As consequências desse hábito refletem-se na saúde mental. Um estudo de 2023, publicado na revista Sleep da Oxford Academic, analisou quase 5.800 adultos na Dinamarca e constatou que o uso noturno do aparelho está relacionado a indicadores severos de saúde mental, resultantes de uma exaustão neuroquímica pelo excesso de estímulos. Complementarmente, uma revisão de 14 estudos divulgada pela Psychiatry Research confirmou a ligação entre o uso problemático do celular, o aumento da ansiedade e a presença de sintomas depressivos, criando um ciclo onde a ansiedade dificulta o sono e o cansaço estimula a permanência na tela.

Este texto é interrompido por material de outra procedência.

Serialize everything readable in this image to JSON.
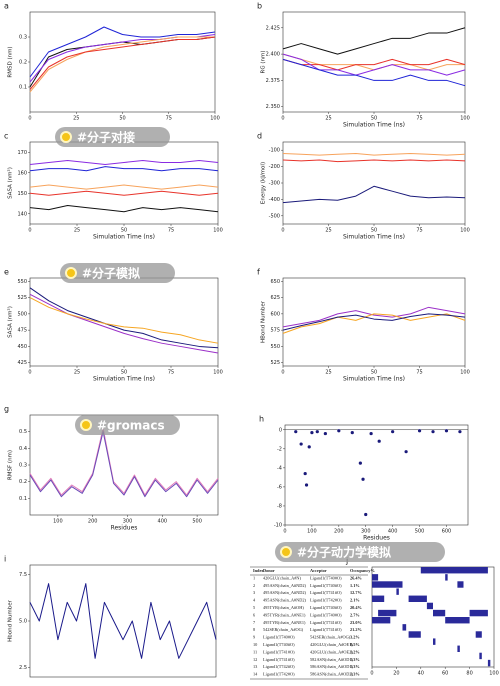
{
  "chart_data": [
    {
      "panel": "a",
      "type": "line",
      "ylabel": "RMSD (nm)",
      "x": [
        0,
        10,
        20,
        30,
        40,
        50,
        60,
        70,
        80,
        90,
        100
      ],
      "xlim": [
        0,
        100
      ],
      "xticks": [
        0,
        25,
        50,
        75,
        100
      ],
      "ylim": [
        0,
        0.4
      ],
      "yticks": [
        0.1,
        0.2,
        0.3
      ],
      "series": [
        {
          "name": "blue",
          "color": "#1f24d6",
          "values": [
            0.14,
            0.24,
            0.27,
            0.3,
            0.34,
            0.31,
            0.3,
            0.3,
            0.31,
            0.31,
            0.32
          ]
        },
        {
          "name": "black",
          "color": "#111111",
          "values": [
            0.1,
            0.22,
            0.25,
            0.26,
            0.27,
            0.28,
            0.27,
            0.28,
            0.29,
            0.29,
            0.3
          ]
        },
        {
          "name": "purple",
          "color": "#8a2be2",
          "values": [
            0.12,
            0.21,
            0.24,
            0.26,
            0.27,
            0.28,
            0.29,
            0.29,
            0.3,
            0.3,
            0.31
          ]
        },
        {
          "name": "orange",
          "color": "#f7a35c",
          "values": [
            0.08,
            0.17,
            0.21,
            0.24,
            0.26,
            0.27,
            0.28,
            0.29,
            0.3,
            0.3,
            0.3
          ]
        },
        {
          "name": "red",
          "color": "#e8332a",
          "values": [
            0.09,
            0.18,
            0.22,
            0.24,
            0.25,
            0.26,
            0.27,
            0.28,
            0.29,
            0.29,
            0.3
          ]
        }
      ]
    },
    {
      "panel": "b",
      "type": "line",
      "ylabel": "RG (nm)",
      "xlabel": "Simulation Time (ns)",
      "x": [
        0,
        10,
        20,
        30,
        40,
        50,
        60,
        70,
        80,
        90,
        100
      ],
      "xlim": [
        0,
        100
      ],
      "xticks": [
        0,
        25,
        50,
        75,
        100
      ],
      "ylim": [
        2.345,
        2.44
      ],
      "yticks": [
        {
          "value": 2.35,
          "label": "2.350"
        },
        2.375,
        {
          "value": 2.4,
          "label": "2.400"
        },
        2.425
      ],
      "series": [
        {
          "name": "black",
          "color": "#111111",
          "values": [
            2.405,
            2.41,
            2.405,
            2.4,
            2.405,
            2.41,
            2.415,
            2.415,
            2.42,
            2.42,
            2.425
          ]
        },
        {
          "name": "orange",
          "color": "#f7a35c",
          "values": [
            2.4,
            2.395,
            2.39,
            2.39,
            2.39,
            2.385,
            2.39,
            2.39,
            2.385,
            2.39,
            2.39
          ]
        },
        {
          "name": "red",
          "color": "#e8332a",
          "values": [
            2.395,
            2.39,
            2.39,
            2.385,
            2.39,
            2.39,
            2.395,
            2.39,
            2.39,
            2.395,
            2.39
          ]
        },
        {
          "name": "purple",
          "color": "#8a2be2",
          "values": [
            2.4,
            2.395,
            2.385,
            2.385,
            2.38,
            2.385,
            2.39,
            2.385,
            2.385,
            2.38,
            2.385
          ]
        },
        {
          "name": "blue",
          "color": "#1f24d6",
          "values": [
            2.395,
            2.39,
            2.385,
            2.38,
            2.38,
            2.375,
            2.375,
            2.38,
            2.375,
            2.375,
            2.37
          ]
        }
      ]
    },
    {
      "panel": "c",
      "type": "line",
      "ylabel": "SASA (nm²)",
      "xlabel": "Simulation Time (ns)",
      "x": [
        0,
        10,
        20,
        30,
        40,
        50,
        60,
        70,
        80,
        90,
        100
      ],
      "xlim": [
        0,
        100
      ],
      "xticks": [
        0,
        25,
        50,
        75,
        100
      ],
      "ylim": [
        135,
        175
      ],
      "yticks": [
        140,
        150,
        160,
        170
      ],
      "series": [
        {
          "name": "purple",
          "color": "#8a2be2",
          "values": [
            164,
            165,
            166,
            165,
            164,
            165,
            166,
            165,
            165,
            166,
            165
          ]
        },
        {
          "name": "blue",
          "color": "#1f24d6",
          "values": [
            161,
            162,
            162,
            161,
            163,
            162,
            162,
            161,
            162,
            162,
            161
          ]
        },
        {
          "name": "orange",
          "color": "#f7a35c",
          "values": [
            153,
            154,
            153,
            152,
            153,
            154,
            153,
            152,
            153,
            154,
            153
          ]
        },
        {
          "name": "red",
          "color": "#e8332a",
          "values": [
            150,
            149,
            150,
            151,
            150,
            149,
            150,
            151,
            150,
            149,
            150
          ]
        },
        {
          "name": "black",
          "color": "#111111",
          "values": [
            143,
            142,
            144,
            143,
            142,
            141,
            143,
            142,
            143,
            142,
            141
          ]
        }
      ]
    },
    {
      "panel": "d",
      "type": "line",
      "ylabel": "Energy (kJ/mol)",
      "xlabel": "Simulation Time (ns)",
      "x": [
        0,
        10,
        20,
        30,
        40,
        50,
        60,
        70,
        80,
        90,
        100
      ],
      "xlim": [
        0,
        100
      ],
      "xticks": [
        0,
        25,
        50,
        75,
        100
      ],
      "ylim": [
        -550,
        -50
      ],
      "yticks": [
        -100,
        -200,
        -300,
        -400,
        -500
      ],
      "series": [
        {
          "name": "orange",
          "color": "#f7a35c",
          "values": [
            -120,
            -125,
            -130,
            -125,
            -120,
            -130,
            -125,
            -120,
            -125,
            -130,
            -125
          ]
        },
        {
          "name": "red",
          "color": "#e8332a",
          "values": [
            -160,
            -165,
            -160,
            -170,
            -165,
            -160,
            -165,
            -160,
            -165,
            -160,
            -165
          ]
        },
        {
          "name": "navy",
          "color": "#1a1a7a",
          "values": [
            -420,
            -410,
            -400,
            -405,
            -380,
            -320,
            -350,
            -380,
            -390,
            -385,
            -390
          ]
        }
      ]
    },
    {
      "panel": "e",
      "type": "line",
      "ylabel": "SASA (nm²)",
      "xlabel": "Simulation Time (ns)",
      "x": [
        0,
        10,
        20,
        30,
        40,
        50,
        60,
        70,
        80,
        90,
        100
      ],
      "xlim": [
        0,
        100
      ],
      "xticks": [
        0,
        25,
        50,
        75,
        100
      ],
      "ylim": [
        420,
        555
      ],
      "yticks": [
        425,
        450,
        475,
        500,
        525,
        550
      ],
      "series": [
        {
          "name": "navy",
          "color": "#1a1a7a",
          "values": [
            540,
            520,
            505,
            495,
            485,
            475,
            470,
            460,
            455,
            450,
            448
          ]
        },
        {
          "name": "purple",
          "color": "#9b30c8",
          "values": [
            530,
            515,
            500,
            490,
            480,
            470,
            462,
            455,
            450,
            445,
            440
          ]
        },
        {
          "name": "orange",
          "color": "#f6a623",
          "values": [
            525,
            510,
            500,
            492,
            485,
            480,
            478,
            472,
            468,
            460,
            455
          ]
        }
      ]
    },
    {
      "panel": "f",
      "type": "line",
      "ylabel": "HBond Number",
      "xlabel": "Simulation Time (ns)",
      "x": [
        0,
        10,
        20,
        30,
        40,
        50,
        60,
        70,
        80,
        90,
        100
      ],
      "xlim": [
        0,
        100
      ],
      "xticks": [
        0,
        25,
        50,
        75,
        100
      ],
      "ylim": [
        520,
        655
      ],
      "yticks": [
        525,
        550,
        575,
        600,
        625,
        650
      ],
      "series": [
        {
          "name": "purple",
          "color": "#9b30c8",
          "values": [
            580,
            585,
            590,
            600,
            605,
            598,
            595,
            600,
            610,
            605,
            600
          ]
        },
        {
          "name": "orange",
          "color": "#f6a623",
          "values": [
            570,
            580,
            585,
            595,
            590,
            600,
            598,
            590,
            595,
            600,
            590
          ]
        },
        {
          "name": "navy",
          "color": "#1a1a7a",
          "values": [
            575,
            582,
            588,
            595,
            598,
            592,
            590,
            596,
            600,
            598,
            595
          ]
        }
      ]
    },
    {
      "panel": "g",
      "type": "line",
      "ylabel": "RMSF (nm)",
      "xlabel": "Residues",
      "x": [
        20,
        50,
        80,
        110,
        140,
        170,
        200,
        230,
        260,
        290,
        320,
        350,
        380,
        410,
        440,
        470,
        500,
        530,
        560
      ],
      "xlim": [
        20,
        560
      ],
      "xticks": [
        100,
        200,
        300,
        400,
        500
      ],
      "ylim": [
        0,
        0.6
      ],
      "yticks": [
        0.1,
        0.2,
        0.3,
        0.4,
        0.5
      ],
      "series": [
        {
          "name": "pink",
          "color": "#e07ab8",
          "values": [
            0.25,
            0.15,
            0.22,
            0.12,
            0.18,
            0.14,
            0.25,
            0.52,
            0.2,
            0.13,
            0.24,
            0.12,
            0.22,
            0.15,
            0.2,
            0.12,
            0.22,
            0.14,
            0.22
          ]
        },
        {
          "name": "purple",
          "color": "#6a4ab8",
          "values": [
            0.24,
            0.14,
            0.21,
            0.11,
            0.17,
            0.13,
            0.24,
            0.5,
            0.19,
            0.12,
            0.23,
            0.11,
            0.21,
            0.14,
            0.19,
            0.11,
            0.21,
            0.13,
            0.21
          ]
        }
      ]
    },
    {
      "panel": "h",
      "type": "scatter",
      "xlabel": "Residues",
      "color": "#1a1a7a",
      "x": [
        40,
        60,
        75,
        80,
        90,
        100,
        120,
        150,
        200,
        250,
        280,
        290,
        300,
        320,
        350,
        400,
        450,
        500,
        550,
        600,
        650
      ],
      "values": [
        -0.2,
        -1.5,
        -4.6,
        -5.8,
        -1.8,
        -0.3,
        -0.2,
        -0.4,
        -0.1,
        -0.3,
        -3.5,
        -5.2,
        -8.9,
        -0.4,
        -1.2,
        -0.2,
        -2.3,
        -0.1,
        -0.2,
        -0.1,
        -0.2
      ],
      "xlim": [
        0,
        680
      ],
      "xticks": [
        0,
        100,
        200,
        300,
        400,
        500,
        600
      ],
      "ylim": [
        -10,
        0.5
      ],
      "yticks": [
        0,
        -2,
        -4,
        -6,
        -8,
        -10
      ]
    },
    {
      "panel": "i",
      "type": "line",
      "ylabel": "Hbond Number",
      "x": [
        0,
        5,
        10,
        15,
        20,
        25,
        30,
        35,
        40,
        45,
        50,
        55,
        60,
        65,
        70,
        75,
        80,
        85,
        90,
        95,
        100
      ],
      "xlim": [
        0,
        100
      ],
      "ylim": [
        2,
        8
      ],
      "yticks": [
        2.5,
        {
          "value": 5,
          "label": "5.0"
        },
        7.5
      ],
      "series": [
        {
          "name": "navy",
          "color": "#1a1a8a",
          "values": [
            6,
            5,
            7,
            4,
            6,
            5,
            7,
            3,
            6,
            5,
            4,
            5,
            3,
            6,
            4,
            5,
            3,
            4,
            5,
            6,
            4
          ]
        }
      ]
    },
    {
      "panel": "j",
      "type": "timeline",
      "color": "#2a2a9a",
      "xlim": [
        0,
        100
      ],
      "xticks": [
        0,
        20,
        40,
        60,
        80,
        100
      ],
      "segments": [
        [
          [
            40,
            95
          ]
        ],
        [
          [
            0,
            5
          ],
          [
            60,
            62
          ]
        ],
        [
          [
            0,
            25
          ],
          [
            70,
            75
          ]
        ],
        [
          [
            20,
            22
          ]
        ],
        [
          [
            0,
            10
          ],
          [
            30,
            45
          ]
        ],
        [
          [
            45,
            50
          ]
        ],
        [
          [
            5,
            20
          ],
          [
            50,
            60
          ],
          [
            80,
            95
          ]
        ],
        [
          [
            0,
            15
          ],
          [
            60,
            80
          ]
        ],
        [
          [
            25,
            28
          ]
        ],
        [
          [
            30,
            40
          ],
          [
            85,
            90
          ]
        ],
        [
          [
            50,
            52
          ]
        ],
        [
          [
            70,
            72
          ]
        ],
        [
          [
            88,
            90
          ]
        ],
        [
          [
            95,
            97
          ]
        ]
      ]
    }
  ],
  "table": {
    "header": [
      "Index",
      "Donor",
      "Acceptor",
      "Occupancy%"
    ],
    "rows": [
      [
        "1",
        "420GLU(chain_A#N)",
        "Ligand1(T740#O)",
        "26.4%"
      ],
      [
        "2",
        "495ASN(chain_A#ND2)",
        "Ligand1(T740#O)",
        "1.1%"
      ],
      [
        "3",
        "495ASN(chain_A#ND2)",
        "Ligand1(T741#O)",
        "12.7%"
      ],
      [
        "4",
        "495ASN(chain_A#ND2)",
        "Ligand1(T742#O)",
        "2.1%"
      ],
      [
        "5",
        "495TYR(chain_A#OH)",
        "Ligand1(T740#O)",
        "20.4%"
      ],
      [
        "6",
        "495TYR(chain_A#NE1)",
        "Ligand1(T740#O)",
        "2.7%"
      ],
      [
        "7",
        "495TYR(chain_A#NE1)",
        "Ligand1(T741#O)",
        "23.0%"
      ],
      [
        "8",
        "542SER(chain_A#OG)",
        "Ligand1(T741#O)",
        "21.2%"
      ],
      [
        "9",
        "Ligand1(T740#O)",
        "542SER(chain_A#OG)",
        "3.2%"
      ],
      [
        "10",
        "Ligand1(T740#O)",
        "420GLU(chain_A#OE1)",
        "8.5%"
      ],
      [
        "11",
        "Ligand1(T741#O)",
        "420GLU(chain_A#OE2)",
        "1.2%"
      ],
      [
        "12",
        "Ligand1(T741#O)",
        "582ASN(chain_A#OD1)",
        "1.3%"
      ],
      [
        "13",
        "Ligand1(T742#O)",
        "586ASN(chain_A#OD1)",
        "1.3%"
      ],
      [
        "14",
        "Ligand1(T742#O)",
        "586ASN(chain_A#OD2)",
        "1.3%"
      ]
    ]
  },
  "watermarks": [
    "#分子对接",
    "#分子模拟",
    "#gromacs",
    "#分子动力学模拟"
  ]
}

Para mitigar esses efeitos, a ciência recomenda a implementação de um "toque de recolher digital", desligando dispositivos eletrônicos entre duas e três horas antes de deitar. A substituição da luz azul por luzes quentes ou vermelhas no ambiente do quarto é indicada para preservar a melatonina. Outra medida fundamental para a calibração do relógio biológico é a exposição à luz solar durante o período da manhã.